警察官などをかたる手口の特殊詐欺が和歌山県内で急増している。県警によると、今年10月末時点の被害額が昨年1年間の約2・4倍となっており、細心の注意が必要だ。(古賀愛子)
紀の川市の40歳代女性は10月、北海道警の「サヤマ」と名乗る人物からビデオ通話で、警察手帳や逮捕状のようなものを見せられた。「あなたに逮捕状が出ている。国家機密の事件であるため絶対に他人に話してはいけない」と言われた。
その後、「検事と話せるよう手配した。資金を調査して無実を証明してほしい」などと電話で告げられた。検事と称する人物から指定口座に金を振り込むよう求められ、女性は3回にわたって計362万円を振り込んだ。
県警によると、警察官などをかたる手口による被害は今年1~10月に62件あった。被害額は計約6億7500万円に上った。昨年1年間の26件、約2億7800万円を大きく上回っている。被害者の世代も幅広い。
「潔白の証明」や「資金調査」として、金を振り込ませようとするのが特徴だ。突然、容疑者扱いされることで判断力が低下し、逮捕状のようなものなどを示され、相手を信じてしまう危険性がある。

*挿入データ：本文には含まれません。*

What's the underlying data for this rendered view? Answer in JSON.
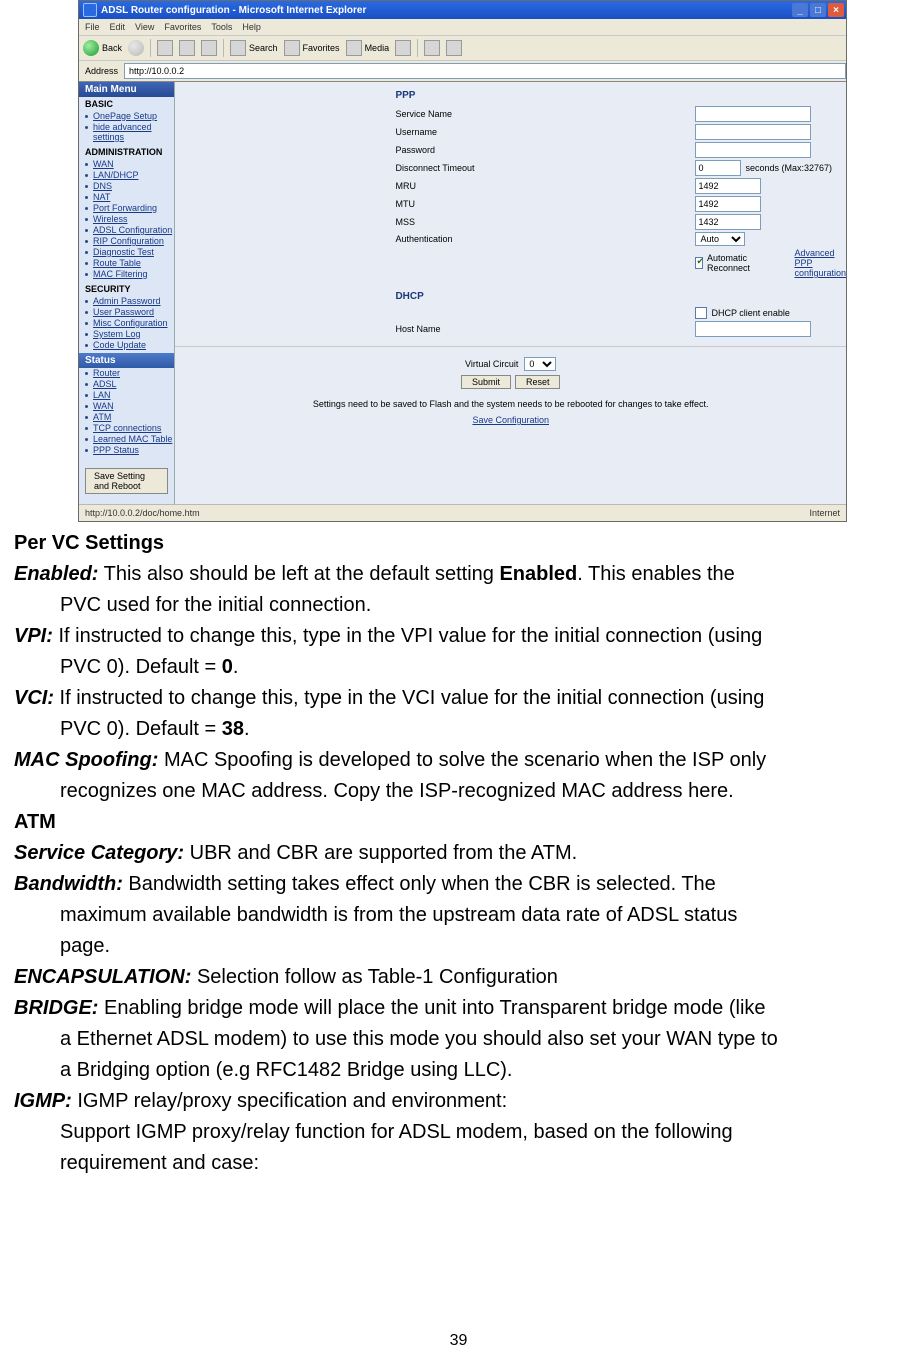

県警生活安全企画課の川端宏季次席は「こうした電話があったら、どこの都道府県警か、どこの警察署かを聞いて、いったん切ってほしい」と話す。警察署などの電話番号を調べて問い合わせれば、詐欺を見破れる可能性が高いからだ。また、心当たりがない場合は、「+」から始まる国際電話に出ないことも肝要だ。
この手口が全体を押し上げ、今年1~10月の特殊詐欺などの被害総額は、昨年1年間を約2億5300万円上回る約18億7100万円となっている。
県警は、24時間対応の相談ダイヤル(0120・508=これは=・878=わなや=)を開設しており、活用を呼びかけている。